"No, no, it wasn't anything like that." Jenny, the wings of her yellow hair falling forward, pressed a hand over her mouth and began to shake again. He straightened up her shoulders. "Darling," she assured him, "I shall be a perfect model of prim correctness. I've been trained to that You're at the Dragon, aren't you?"
"No; at Fleet House."
"If you don't mind wading in wet grass, there's a wonderful short-cut over the fields."
"We will roll and revel in the wet grass. Lead on."
About them the white mist so muffled sight that even the prison was hardly visible twenty feet away. Sometimes the mist would drift past Jenny, obscuring her until the smiling face emerged. Their footsteps crunched in weedy gravel; once, on the edge of the gravel approach, Jenny hesitated.
"Good heavens, what about Mr. Stannard? What about everything?"
"Stannard," he replied, "is A-l. He'll be out in a minute, so let's go ahead. I saw no ghosts. In fact," concluded Martin, telling one of the more remarkable lies of his life, "there was practically no excitement. Let's hear about this row."

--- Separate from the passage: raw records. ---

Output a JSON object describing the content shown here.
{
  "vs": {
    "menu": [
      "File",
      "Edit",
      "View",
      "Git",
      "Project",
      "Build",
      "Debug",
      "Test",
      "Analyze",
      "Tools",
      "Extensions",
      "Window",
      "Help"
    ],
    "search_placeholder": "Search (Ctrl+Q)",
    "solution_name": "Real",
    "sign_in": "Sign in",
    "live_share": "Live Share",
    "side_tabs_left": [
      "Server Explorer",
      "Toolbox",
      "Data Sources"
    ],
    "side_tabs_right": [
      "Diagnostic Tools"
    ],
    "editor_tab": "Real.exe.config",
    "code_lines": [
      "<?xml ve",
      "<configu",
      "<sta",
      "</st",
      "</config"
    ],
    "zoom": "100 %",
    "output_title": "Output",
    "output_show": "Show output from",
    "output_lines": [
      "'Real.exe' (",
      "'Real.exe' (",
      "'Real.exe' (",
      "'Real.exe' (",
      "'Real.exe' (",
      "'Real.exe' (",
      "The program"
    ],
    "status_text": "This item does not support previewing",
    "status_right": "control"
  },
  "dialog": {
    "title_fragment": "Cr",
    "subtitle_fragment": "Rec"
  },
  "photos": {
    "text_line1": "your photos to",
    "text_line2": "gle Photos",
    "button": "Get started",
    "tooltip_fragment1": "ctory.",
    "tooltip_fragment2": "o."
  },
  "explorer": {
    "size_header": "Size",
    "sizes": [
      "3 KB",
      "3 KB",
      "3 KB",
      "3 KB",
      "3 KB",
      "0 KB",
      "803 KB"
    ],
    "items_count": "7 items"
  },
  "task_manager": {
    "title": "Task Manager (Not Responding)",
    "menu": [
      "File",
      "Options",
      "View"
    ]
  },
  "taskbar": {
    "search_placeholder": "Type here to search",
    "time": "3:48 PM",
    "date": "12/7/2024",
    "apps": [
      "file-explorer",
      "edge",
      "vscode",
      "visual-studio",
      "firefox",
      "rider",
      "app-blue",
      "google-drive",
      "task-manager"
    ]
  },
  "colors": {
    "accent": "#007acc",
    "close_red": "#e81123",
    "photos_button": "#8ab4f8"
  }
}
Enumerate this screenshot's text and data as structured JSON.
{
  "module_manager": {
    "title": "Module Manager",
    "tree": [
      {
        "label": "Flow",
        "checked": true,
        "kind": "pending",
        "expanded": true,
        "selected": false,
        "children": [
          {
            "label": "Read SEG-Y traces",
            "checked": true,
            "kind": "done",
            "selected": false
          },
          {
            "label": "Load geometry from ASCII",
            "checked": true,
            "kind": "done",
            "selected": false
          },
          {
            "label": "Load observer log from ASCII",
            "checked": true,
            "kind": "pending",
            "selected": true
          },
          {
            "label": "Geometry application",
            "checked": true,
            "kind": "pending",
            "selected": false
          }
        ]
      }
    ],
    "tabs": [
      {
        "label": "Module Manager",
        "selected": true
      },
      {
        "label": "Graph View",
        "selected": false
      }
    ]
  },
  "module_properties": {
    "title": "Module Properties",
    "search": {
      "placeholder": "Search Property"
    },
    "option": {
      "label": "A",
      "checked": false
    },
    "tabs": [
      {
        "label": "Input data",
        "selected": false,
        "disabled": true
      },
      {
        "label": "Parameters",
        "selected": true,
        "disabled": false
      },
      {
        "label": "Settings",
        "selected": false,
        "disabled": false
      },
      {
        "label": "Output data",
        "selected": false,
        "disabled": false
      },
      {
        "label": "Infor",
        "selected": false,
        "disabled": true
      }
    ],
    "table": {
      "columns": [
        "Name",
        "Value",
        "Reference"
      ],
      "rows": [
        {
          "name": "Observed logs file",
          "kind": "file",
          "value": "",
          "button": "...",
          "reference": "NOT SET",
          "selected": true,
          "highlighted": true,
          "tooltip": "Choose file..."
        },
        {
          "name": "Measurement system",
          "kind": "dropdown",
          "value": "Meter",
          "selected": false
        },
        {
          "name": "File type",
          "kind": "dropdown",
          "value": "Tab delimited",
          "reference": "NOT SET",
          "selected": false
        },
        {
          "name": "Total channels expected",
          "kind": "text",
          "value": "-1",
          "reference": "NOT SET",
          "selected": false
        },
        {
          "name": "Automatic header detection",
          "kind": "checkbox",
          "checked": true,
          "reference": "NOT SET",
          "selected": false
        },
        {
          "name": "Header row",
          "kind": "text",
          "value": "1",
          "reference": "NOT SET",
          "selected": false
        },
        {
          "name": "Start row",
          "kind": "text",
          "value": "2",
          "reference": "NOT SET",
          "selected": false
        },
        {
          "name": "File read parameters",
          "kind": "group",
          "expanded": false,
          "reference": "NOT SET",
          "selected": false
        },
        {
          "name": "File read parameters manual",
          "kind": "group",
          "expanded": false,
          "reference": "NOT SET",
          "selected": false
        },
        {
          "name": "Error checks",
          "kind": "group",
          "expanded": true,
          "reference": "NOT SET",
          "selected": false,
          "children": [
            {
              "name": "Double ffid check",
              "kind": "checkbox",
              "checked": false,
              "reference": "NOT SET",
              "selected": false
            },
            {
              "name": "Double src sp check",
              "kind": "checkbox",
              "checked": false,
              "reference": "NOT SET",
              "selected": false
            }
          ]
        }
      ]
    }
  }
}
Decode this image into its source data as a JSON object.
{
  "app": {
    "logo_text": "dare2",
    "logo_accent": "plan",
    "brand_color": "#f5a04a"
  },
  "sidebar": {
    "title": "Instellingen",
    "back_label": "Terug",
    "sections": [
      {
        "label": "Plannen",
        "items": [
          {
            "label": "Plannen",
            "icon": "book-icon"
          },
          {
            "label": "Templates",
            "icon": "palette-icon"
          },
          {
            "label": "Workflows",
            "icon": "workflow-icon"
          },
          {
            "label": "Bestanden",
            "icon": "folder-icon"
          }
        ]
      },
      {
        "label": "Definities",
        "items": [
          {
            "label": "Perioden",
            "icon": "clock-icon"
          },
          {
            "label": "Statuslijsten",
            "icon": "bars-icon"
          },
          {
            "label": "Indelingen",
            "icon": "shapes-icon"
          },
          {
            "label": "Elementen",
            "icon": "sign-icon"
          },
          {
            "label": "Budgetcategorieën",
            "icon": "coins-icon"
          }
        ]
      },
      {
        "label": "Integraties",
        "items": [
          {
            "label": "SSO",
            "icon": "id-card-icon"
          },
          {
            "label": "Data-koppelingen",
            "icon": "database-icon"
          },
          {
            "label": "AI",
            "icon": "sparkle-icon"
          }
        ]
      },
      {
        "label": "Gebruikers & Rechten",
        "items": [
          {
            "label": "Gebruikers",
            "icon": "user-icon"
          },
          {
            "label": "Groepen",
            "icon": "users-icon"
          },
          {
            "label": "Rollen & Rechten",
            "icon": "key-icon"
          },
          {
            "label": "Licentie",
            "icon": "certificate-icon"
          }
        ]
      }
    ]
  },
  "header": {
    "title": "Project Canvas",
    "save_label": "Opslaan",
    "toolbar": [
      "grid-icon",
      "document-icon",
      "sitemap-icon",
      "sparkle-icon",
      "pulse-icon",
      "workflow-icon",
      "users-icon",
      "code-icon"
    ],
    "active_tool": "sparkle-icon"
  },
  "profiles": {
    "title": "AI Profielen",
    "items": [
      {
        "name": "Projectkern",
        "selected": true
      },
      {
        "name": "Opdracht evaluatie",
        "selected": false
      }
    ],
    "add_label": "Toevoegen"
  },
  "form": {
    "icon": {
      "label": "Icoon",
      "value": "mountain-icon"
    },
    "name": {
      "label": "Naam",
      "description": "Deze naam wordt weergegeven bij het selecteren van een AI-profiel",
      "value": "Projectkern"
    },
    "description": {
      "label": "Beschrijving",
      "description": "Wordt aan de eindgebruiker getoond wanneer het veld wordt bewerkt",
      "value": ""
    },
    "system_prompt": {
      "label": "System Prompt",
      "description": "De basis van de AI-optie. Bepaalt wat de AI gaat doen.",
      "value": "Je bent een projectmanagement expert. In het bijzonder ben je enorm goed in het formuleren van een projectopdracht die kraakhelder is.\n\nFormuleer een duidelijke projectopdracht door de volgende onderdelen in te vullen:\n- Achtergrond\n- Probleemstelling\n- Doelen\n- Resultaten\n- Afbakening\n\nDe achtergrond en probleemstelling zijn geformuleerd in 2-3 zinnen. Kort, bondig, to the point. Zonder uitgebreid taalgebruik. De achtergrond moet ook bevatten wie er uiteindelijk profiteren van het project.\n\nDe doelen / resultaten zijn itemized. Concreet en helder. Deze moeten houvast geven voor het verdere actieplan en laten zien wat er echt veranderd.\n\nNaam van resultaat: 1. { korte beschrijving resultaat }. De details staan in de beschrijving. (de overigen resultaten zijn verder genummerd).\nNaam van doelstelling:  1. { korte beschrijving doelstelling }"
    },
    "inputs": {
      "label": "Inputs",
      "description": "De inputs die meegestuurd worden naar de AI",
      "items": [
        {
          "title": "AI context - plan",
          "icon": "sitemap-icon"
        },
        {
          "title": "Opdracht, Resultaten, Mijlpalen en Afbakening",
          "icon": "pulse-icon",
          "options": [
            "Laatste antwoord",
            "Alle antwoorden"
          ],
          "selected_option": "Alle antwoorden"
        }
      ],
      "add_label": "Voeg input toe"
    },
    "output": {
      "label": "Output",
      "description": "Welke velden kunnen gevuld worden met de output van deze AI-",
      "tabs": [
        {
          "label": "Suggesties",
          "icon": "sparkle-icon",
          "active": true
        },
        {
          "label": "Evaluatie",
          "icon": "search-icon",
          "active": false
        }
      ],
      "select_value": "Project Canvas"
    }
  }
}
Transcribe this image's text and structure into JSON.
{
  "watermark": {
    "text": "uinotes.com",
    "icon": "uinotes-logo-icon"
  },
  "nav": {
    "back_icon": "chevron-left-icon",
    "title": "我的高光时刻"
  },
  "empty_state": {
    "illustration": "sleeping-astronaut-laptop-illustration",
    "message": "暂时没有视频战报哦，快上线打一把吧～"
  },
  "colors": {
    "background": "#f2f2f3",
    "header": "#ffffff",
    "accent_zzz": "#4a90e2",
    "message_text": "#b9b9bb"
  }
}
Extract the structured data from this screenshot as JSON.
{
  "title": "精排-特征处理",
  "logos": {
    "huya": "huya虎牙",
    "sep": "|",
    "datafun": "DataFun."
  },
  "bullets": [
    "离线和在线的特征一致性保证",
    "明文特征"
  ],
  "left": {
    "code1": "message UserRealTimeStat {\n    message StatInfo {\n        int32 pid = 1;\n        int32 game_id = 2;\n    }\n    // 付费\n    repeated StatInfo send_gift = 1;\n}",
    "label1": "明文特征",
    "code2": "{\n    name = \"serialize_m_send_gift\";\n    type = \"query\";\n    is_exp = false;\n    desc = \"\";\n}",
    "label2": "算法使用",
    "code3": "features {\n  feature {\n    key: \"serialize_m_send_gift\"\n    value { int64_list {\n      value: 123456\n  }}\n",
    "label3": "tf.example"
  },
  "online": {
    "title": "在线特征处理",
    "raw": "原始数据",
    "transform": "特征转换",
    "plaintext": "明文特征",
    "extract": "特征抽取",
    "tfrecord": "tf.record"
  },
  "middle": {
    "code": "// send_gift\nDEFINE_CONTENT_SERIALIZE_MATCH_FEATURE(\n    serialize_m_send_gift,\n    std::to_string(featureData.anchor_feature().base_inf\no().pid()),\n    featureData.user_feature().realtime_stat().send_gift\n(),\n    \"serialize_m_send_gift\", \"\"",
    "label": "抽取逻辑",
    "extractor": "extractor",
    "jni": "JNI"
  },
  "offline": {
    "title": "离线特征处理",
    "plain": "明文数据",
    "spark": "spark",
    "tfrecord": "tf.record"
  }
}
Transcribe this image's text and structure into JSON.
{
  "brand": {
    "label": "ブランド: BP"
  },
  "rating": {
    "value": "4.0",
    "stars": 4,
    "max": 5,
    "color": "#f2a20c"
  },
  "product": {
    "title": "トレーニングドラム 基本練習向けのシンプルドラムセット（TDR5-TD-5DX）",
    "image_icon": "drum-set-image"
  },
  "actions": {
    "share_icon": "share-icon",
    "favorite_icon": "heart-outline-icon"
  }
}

The wet grass swished and soaked to their knees as they went down across an almost invisible field in the mist The shape of a tree swam dimly past, to be blotted out as though by magic. They walked happily, arm and hand linked; but Jenny was now frowning.
"You see," she explained, "Grandmother's now got the skeleton."
"She's got… you mean the skeleton-clock?"